To ensure this new architecture doesn’t inflate the model’s size, researchers typically set the hidden dimension $H = 8D/3$, which keeps the total parameter count identical to the classic MLP.

Interestingly, while SwiGLU consistently yields better performance and smoother optimization, the original authors famously quipped about its empirical nature in their paper:

“We offer no explanation as to why these architectures seem to work; we attribute their success, as all else, to divine benevolence.”

Mixture of Experts (MoE)

As models grow, compute costs skyrocket. MoE is a clever architectural trick to increase a model’s parameter count (its “knowledge”) without proportionately increasing the compute required to run it.

• How it works: Instead of a single, massive MLP layer in each Transformer block, the model learns $E$ separate, smaller sets of MLP weights.
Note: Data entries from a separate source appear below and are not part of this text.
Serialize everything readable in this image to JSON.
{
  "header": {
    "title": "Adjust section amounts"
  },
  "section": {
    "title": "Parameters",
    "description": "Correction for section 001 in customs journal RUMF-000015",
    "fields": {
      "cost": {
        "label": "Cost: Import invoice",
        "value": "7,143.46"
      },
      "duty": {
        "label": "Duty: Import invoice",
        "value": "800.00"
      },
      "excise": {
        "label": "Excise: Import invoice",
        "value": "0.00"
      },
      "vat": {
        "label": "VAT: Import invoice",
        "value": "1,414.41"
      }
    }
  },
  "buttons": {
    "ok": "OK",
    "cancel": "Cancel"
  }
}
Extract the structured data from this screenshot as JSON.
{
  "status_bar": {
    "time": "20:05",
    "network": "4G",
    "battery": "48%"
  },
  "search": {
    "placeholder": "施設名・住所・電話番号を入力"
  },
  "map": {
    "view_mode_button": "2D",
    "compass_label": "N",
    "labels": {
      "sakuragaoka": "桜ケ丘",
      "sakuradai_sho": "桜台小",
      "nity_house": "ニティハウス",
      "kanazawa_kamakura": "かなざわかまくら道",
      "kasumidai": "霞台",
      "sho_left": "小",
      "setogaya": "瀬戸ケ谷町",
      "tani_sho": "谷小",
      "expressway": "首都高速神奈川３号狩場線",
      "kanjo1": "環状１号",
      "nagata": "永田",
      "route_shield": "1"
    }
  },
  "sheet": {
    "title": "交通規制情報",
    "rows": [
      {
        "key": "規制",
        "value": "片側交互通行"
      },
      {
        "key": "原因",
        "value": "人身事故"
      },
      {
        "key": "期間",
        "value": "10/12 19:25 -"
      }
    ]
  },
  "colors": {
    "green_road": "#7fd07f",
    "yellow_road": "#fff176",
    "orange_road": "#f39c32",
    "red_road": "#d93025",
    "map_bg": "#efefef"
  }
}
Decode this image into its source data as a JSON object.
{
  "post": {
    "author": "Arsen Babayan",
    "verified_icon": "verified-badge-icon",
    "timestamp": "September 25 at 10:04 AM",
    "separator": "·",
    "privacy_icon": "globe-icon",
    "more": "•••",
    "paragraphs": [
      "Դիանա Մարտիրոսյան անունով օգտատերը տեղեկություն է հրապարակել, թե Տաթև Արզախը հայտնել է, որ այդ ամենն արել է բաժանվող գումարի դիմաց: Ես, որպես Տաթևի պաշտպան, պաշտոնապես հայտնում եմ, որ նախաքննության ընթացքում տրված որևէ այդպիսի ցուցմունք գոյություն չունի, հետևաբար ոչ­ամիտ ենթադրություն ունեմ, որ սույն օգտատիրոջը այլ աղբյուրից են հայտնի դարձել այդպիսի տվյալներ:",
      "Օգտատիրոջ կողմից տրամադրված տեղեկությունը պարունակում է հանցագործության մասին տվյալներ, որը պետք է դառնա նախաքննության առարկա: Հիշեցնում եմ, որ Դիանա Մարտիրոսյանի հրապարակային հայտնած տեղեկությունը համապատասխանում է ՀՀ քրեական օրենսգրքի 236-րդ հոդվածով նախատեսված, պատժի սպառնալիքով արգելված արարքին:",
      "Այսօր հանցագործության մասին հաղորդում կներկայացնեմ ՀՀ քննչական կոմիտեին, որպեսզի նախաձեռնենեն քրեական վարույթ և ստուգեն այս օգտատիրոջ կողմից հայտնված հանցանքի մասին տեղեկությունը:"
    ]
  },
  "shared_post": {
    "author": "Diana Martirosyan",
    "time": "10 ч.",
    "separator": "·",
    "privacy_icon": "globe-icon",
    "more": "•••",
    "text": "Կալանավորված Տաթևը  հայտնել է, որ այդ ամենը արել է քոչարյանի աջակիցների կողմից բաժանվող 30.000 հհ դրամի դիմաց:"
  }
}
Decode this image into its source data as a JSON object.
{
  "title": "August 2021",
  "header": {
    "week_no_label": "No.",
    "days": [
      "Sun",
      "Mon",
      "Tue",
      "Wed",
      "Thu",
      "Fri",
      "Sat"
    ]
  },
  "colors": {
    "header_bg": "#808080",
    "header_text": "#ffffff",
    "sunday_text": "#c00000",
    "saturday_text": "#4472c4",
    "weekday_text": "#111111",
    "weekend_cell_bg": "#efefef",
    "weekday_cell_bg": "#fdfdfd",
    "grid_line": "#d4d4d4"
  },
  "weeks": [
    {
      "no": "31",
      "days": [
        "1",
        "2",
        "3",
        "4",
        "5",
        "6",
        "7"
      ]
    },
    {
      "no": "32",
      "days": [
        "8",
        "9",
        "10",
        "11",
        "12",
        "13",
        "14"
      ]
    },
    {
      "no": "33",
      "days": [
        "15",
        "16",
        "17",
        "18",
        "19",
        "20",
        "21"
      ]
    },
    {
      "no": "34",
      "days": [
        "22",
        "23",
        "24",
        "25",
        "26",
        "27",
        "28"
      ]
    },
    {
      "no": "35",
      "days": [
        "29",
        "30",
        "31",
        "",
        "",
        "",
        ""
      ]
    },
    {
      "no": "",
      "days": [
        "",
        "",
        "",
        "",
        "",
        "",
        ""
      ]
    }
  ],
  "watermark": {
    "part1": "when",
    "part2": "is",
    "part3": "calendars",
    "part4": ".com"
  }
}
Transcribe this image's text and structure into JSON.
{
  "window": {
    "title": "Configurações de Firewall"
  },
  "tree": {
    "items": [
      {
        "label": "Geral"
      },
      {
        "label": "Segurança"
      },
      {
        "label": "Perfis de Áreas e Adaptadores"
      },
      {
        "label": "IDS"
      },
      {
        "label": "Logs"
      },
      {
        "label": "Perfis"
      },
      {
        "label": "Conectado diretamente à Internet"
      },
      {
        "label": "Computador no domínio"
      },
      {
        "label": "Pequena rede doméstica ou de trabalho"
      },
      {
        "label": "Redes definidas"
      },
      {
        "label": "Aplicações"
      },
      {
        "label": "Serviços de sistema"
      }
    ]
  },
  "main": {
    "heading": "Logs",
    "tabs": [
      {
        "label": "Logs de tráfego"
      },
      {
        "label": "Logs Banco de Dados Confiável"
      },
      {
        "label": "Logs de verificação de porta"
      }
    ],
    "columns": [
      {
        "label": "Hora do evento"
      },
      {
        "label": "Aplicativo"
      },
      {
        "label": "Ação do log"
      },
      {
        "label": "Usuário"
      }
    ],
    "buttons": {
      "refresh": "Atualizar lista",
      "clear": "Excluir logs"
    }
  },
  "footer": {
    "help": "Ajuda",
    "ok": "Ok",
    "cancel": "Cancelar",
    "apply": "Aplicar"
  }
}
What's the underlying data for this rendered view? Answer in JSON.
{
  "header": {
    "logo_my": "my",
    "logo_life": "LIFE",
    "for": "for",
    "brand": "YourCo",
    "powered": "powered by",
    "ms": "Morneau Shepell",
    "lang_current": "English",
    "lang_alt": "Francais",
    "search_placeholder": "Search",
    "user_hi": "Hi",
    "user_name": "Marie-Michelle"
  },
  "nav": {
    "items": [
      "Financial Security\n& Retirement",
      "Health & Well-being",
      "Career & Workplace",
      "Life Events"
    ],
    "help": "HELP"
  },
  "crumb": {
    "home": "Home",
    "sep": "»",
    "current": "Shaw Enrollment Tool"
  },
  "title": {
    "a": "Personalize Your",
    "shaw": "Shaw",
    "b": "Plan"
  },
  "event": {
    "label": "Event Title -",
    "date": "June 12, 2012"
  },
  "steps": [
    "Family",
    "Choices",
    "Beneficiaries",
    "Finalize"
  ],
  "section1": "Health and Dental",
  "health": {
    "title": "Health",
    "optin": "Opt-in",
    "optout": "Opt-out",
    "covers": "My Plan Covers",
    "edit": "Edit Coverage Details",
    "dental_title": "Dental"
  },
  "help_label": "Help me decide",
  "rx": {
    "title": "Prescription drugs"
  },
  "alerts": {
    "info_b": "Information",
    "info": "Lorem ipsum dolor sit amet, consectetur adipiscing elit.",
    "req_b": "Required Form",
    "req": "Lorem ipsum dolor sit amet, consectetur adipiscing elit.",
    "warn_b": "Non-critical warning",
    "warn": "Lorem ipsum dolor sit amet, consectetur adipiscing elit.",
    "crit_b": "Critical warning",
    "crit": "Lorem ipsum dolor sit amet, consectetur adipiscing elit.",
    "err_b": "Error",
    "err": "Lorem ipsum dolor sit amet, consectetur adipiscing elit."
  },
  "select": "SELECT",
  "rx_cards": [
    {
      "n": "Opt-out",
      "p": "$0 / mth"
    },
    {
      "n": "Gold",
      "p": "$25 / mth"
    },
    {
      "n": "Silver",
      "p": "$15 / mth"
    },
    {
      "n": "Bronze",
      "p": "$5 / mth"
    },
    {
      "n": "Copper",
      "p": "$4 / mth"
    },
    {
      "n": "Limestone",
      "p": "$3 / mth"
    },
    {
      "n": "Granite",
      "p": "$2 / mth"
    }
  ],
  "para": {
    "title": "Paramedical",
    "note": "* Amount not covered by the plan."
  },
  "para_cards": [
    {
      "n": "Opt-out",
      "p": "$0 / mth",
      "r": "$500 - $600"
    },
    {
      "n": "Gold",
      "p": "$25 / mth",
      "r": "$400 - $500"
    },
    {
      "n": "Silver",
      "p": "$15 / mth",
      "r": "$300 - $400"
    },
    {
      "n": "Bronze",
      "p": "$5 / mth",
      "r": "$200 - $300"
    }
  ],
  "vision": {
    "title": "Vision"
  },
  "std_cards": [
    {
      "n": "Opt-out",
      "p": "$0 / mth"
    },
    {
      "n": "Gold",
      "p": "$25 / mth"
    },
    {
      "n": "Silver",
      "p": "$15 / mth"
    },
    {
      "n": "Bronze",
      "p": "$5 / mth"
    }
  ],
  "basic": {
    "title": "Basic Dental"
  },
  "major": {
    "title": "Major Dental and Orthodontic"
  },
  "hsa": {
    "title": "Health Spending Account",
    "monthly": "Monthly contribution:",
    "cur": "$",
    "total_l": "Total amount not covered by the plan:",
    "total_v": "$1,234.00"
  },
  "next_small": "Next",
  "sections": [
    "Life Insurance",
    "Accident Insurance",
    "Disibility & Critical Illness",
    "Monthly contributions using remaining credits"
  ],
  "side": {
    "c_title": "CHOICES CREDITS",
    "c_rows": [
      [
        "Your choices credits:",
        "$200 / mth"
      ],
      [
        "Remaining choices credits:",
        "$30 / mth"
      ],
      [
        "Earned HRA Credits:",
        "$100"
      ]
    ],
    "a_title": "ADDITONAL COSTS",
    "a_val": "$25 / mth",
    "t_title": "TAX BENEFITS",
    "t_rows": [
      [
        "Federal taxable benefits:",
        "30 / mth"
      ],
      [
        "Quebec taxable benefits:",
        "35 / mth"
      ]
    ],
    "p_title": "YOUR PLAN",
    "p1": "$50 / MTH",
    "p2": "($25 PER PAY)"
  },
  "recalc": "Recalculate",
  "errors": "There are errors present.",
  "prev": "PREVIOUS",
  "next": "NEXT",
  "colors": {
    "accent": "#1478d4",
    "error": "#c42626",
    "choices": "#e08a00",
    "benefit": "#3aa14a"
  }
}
Each of these smaller MLPs is considered an “expert.”
• Routing: When a token passes through the layer, a learned routing network decides which experts are best suited to process that specific token. Each token gets routed to a subset of the experts. These are the active experts.
• The Benefit: This is called Sparse Activation. A 70-billion parameter MoE model might only activate 12 billion parameters per token. You get the capacity of a massive model with the speed and cost of a much smaller one.

Reference

1. Vaswani, A., Shazeer, N. M., Parmar, N., Uszkoreit, J., Jones, L., Gomez, A. N., Kaiser, L., & Polosukhin, I. (2017). Attention is All you Need. In Neural Information Processing Systems (pp. 5998–6008).